BECAS
GARBEROGLIO Fernando Fabio
artículos
Título:
EARLIEST TUATARA RELATIVE (LEPIDOSAURIA: SPHENODONTINAE) FROM SOUTHERN CONTINENTS
Autor/es:
APESTEGUÍA, SEBASTIÁN; GARBEROGLIO, FERNANDO; GÓMEZ, RAÚL
Revista:
AMEGHINIANA
Editorial:
ASOCIACION PALEONTOLOGICA ARGENTINA
Referencias:
Lugar: Buenos Aires; Año: 2021 vol. 58 p. 416 - 441
ISSN:
0002-7014
Resumen:
The New Zealand tuatara (Sphenodon) is the sole survivor sphenodontian of a once thriving group across Pangea during early Mesozoic times. Outside New Zealand, close relatives of the tuatara (sphenodontines) are known from a few Jurassic records in North America and Europe and from end-Cretaceous fragmentary remains in Patagonia, but the evolutionary relationships of most of them remain elusive. Here we describe a new sphenodontine, Tika giacchinoi gen. et sp. nov., based on well-preserved cranial and postcranial remains from upper levels of the Candeleros Formation (Cenomanian) at the Konservat-Lagerstätte of ?La Buitrera Paleontological Area? in northern Patagonia, Argentina.
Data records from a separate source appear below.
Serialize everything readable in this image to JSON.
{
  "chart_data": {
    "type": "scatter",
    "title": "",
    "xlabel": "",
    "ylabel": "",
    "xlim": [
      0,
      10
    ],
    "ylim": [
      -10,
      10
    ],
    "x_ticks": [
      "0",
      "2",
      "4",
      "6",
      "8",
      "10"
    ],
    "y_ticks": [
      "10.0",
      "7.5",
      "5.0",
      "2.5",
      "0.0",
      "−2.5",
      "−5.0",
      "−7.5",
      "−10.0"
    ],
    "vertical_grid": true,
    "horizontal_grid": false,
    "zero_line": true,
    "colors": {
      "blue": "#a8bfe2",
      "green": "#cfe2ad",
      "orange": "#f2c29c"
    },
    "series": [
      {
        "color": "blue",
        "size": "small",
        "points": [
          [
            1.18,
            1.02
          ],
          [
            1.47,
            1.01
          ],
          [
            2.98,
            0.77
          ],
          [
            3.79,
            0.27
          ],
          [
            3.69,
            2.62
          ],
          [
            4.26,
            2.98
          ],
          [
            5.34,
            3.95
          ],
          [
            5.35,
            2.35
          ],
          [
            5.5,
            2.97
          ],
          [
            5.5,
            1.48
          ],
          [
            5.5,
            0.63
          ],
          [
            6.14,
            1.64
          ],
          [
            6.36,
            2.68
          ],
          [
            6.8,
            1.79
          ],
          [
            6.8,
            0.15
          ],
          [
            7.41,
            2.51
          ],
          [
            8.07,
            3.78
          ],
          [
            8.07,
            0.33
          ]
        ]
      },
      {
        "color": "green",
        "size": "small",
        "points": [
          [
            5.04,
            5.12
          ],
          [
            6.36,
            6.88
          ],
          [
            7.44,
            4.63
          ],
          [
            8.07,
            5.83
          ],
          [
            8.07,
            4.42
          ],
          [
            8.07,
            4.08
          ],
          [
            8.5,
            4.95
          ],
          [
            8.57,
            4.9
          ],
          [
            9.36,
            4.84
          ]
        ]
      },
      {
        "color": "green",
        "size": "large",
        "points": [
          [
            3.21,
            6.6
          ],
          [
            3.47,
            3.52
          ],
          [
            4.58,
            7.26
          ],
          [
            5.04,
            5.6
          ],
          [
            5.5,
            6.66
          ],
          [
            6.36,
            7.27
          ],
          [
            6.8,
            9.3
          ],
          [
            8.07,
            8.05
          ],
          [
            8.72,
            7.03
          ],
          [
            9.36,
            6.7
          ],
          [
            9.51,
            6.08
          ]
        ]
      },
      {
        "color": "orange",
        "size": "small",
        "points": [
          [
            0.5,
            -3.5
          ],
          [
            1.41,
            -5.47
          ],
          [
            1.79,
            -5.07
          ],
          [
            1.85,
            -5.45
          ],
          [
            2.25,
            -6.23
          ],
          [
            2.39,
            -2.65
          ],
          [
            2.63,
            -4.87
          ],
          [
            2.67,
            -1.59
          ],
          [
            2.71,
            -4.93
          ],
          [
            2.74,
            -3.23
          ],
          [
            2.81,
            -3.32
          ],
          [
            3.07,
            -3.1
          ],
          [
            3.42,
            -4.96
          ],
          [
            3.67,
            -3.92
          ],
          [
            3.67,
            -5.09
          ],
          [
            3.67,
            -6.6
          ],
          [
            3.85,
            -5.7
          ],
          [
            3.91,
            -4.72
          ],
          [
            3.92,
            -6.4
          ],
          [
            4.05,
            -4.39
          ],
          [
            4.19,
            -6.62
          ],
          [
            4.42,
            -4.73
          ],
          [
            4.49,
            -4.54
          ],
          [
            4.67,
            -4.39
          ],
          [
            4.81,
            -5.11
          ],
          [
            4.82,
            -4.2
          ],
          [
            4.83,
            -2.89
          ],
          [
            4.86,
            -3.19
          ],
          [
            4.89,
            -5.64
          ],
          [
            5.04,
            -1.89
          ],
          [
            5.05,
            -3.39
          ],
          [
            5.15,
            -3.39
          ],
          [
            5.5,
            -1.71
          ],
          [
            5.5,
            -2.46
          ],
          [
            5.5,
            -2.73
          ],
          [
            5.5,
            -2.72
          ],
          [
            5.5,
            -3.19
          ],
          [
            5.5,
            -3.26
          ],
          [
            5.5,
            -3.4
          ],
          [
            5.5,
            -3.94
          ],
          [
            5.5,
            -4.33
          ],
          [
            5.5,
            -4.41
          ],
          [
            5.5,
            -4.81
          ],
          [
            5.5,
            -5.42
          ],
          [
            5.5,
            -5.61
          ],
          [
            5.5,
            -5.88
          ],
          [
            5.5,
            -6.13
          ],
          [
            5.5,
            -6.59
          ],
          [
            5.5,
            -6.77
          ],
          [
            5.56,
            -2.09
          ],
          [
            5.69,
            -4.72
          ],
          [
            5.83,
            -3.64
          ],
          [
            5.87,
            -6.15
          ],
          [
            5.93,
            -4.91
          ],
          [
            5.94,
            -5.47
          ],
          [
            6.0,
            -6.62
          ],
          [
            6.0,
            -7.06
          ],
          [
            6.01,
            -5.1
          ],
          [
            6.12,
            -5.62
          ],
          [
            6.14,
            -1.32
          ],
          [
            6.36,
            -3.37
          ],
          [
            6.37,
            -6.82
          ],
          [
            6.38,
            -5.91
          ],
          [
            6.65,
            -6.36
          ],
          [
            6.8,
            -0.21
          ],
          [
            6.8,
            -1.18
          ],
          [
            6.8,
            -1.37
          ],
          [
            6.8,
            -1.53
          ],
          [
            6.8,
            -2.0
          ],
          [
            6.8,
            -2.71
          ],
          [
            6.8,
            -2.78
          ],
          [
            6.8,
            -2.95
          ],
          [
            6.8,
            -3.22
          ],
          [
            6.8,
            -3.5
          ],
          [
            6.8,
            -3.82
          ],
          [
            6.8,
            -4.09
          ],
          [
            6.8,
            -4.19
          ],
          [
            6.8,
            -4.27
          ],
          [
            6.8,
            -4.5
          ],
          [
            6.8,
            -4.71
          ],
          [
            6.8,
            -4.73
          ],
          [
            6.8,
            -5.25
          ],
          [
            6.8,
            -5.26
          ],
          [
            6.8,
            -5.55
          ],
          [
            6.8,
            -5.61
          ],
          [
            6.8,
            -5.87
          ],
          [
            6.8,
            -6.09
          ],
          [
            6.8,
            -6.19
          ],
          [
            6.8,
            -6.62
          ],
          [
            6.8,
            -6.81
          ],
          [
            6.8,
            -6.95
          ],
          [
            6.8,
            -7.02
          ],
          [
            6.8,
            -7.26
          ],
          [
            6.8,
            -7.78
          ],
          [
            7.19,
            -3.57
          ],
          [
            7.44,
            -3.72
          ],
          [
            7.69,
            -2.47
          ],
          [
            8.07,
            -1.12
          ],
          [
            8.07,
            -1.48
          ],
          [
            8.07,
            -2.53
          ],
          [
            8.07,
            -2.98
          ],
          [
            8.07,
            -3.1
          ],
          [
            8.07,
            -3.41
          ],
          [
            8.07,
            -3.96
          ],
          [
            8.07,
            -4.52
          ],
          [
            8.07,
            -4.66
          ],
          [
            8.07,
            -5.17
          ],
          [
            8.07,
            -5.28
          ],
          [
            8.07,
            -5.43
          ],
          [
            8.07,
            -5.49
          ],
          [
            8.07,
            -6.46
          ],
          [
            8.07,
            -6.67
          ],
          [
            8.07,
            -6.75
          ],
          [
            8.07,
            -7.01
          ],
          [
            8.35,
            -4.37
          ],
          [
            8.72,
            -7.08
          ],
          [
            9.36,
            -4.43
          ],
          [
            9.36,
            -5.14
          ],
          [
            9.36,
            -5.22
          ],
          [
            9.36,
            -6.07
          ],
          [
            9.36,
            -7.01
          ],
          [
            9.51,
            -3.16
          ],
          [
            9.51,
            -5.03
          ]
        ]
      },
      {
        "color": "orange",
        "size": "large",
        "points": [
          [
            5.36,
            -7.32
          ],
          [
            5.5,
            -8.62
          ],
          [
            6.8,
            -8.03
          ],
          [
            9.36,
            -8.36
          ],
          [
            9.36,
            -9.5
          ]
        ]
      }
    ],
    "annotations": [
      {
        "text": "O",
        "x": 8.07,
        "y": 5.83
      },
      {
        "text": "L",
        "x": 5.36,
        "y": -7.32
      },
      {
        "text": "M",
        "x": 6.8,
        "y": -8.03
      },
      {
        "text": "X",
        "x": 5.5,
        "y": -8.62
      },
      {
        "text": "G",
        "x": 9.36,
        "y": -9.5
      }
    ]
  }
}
Our phylogenetic analysis recovered Tika as a close relative of the tuatara, together with Laurasian and Patagonian taxa. The new finding represents the oldest certain sphenodontine from Gondwanan continents and reinforces the idea that particular terrestrial ectothermic tetrapods attained a circumantarctic Cretaceous-Tertiary distribution. As the extant tuatara, Tika is estimated to have fed upon a variety of prey items including small vertebrates, being ecologically distinct from the large herbivorous sphenodontians already known from La Buitrera. Tika expands the known diversity of sphenodontians during the Late Cretaceous in Patagonia, indicating that, despite already declined or extinct in Laurasia, they were still taxonomic and ecologically diverse in southwestern Gondwana.